Note: I’m a 6’ 200/lb born and raised Alaskan, I don’t chill easily as some might. In writing this review from experience, I did consider the sensitivity others may have in these temps. That said, at 0ºF you most might be chilled within 10-15 minutes.
Review SummaryThe shell of this jacket is constructed from Patagonia innovative lightweight synthetic nylon material, that is also wet resistant. The PlumaFill synthetic insulation is also very lightweight, and easily compressible. My issue with most of these type of jackets is that the fill shifts around from original stitch compartments to others, which creates cold spots in the jacket. I believe Patagonia has solved this with their staggered stitch design, which stabilizes the insulation from shifting around. (NICE!)

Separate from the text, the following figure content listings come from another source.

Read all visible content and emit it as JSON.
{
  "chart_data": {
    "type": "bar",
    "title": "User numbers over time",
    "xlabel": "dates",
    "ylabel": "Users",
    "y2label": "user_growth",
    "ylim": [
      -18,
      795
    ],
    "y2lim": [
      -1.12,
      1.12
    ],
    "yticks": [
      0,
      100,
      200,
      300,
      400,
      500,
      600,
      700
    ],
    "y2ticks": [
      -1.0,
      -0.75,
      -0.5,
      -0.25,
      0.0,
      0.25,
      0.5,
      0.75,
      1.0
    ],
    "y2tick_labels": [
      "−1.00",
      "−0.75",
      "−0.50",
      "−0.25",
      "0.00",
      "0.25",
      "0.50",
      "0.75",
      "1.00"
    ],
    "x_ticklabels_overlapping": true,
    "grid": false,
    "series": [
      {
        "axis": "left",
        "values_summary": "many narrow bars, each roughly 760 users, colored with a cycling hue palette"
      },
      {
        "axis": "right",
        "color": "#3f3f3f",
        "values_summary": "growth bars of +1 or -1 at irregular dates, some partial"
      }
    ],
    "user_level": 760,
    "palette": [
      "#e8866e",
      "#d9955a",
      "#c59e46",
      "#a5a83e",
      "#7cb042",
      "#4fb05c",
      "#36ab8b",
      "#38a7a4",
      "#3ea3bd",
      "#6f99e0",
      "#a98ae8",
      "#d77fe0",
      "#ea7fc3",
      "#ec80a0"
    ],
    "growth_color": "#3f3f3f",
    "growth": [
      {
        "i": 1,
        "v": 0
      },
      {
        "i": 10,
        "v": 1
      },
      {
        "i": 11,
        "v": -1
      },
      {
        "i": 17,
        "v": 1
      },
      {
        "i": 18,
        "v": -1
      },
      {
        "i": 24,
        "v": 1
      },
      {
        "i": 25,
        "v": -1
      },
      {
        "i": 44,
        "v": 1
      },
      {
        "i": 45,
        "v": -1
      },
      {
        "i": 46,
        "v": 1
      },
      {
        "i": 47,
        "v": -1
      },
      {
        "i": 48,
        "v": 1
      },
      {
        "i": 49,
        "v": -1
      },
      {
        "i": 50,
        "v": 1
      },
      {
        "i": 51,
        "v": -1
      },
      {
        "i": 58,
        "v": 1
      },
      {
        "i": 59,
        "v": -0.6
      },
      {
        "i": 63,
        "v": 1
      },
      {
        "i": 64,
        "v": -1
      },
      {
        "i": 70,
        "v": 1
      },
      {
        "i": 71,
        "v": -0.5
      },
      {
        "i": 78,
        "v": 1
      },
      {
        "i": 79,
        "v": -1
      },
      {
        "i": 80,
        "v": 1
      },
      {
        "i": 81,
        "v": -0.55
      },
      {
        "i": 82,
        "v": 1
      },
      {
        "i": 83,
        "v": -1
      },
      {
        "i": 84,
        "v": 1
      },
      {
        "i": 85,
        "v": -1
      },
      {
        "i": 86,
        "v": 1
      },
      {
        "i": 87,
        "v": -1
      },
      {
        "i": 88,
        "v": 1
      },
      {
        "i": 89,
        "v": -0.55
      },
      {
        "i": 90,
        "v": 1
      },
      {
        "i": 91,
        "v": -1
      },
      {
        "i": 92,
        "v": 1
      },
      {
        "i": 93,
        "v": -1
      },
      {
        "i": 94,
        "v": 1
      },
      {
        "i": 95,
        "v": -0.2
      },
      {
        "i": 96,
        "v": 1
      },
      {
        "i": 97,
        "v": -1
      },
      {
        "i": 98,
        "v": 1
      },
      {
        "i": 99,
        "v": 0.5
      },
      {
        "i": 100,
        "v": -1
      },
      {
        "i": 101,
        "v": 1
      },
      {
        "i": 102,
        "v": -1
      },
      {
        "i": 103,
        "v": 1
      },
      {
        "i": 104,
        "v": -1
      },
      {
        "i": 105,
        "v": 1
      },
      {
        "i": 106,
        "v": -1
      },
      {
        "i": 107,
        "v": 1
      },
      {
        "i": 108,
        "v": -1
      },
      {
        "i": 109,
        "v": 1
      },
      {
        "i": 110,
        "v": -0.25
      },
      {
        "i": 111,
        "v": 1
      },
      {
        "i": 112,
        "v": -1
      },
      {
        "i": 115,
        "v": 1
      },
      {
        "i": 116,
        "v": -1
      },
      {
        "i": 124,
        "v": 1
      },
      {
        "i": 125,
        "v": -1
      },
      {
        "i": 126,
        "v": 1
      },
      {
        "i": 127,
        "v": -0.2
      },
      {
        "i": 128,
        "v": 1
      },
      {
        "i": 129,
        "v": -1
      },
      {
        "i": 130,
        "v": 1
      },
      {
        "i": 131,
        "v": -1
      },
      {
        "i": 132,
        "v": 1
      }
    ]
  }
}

All of this makes the jacket lightweight (9.3 oz), highly compressible, and folds down into its own pocket. I’ve worn my jacket everyday this winter from daily use, to all my outdoor activities in photography. As of this review, I’ve not seen any insulation shift, rips, or tears. I have noticed some random threads appear and dangle, but none that show any integrity changes of the jacket. Perhaps “end threads” tucked away during manufacturing. A quick snip with scissors, all seem to be fine!
The Patagonia Micro Puff Hoody is an outstanding lightweight jacket, as well a sublayer. While it feels less than substantial, it’s worth your time to give Patagonia’s technology a run for your money… You’ll be very happy!
This is not a paid or sponsored gear review, and the Patagonia Micro Puff Hoody was purchased out of pocket. I will update here further as I continue to use this product regarding covering any pros and cons on durability. My opinions are mine based on real world product experiences.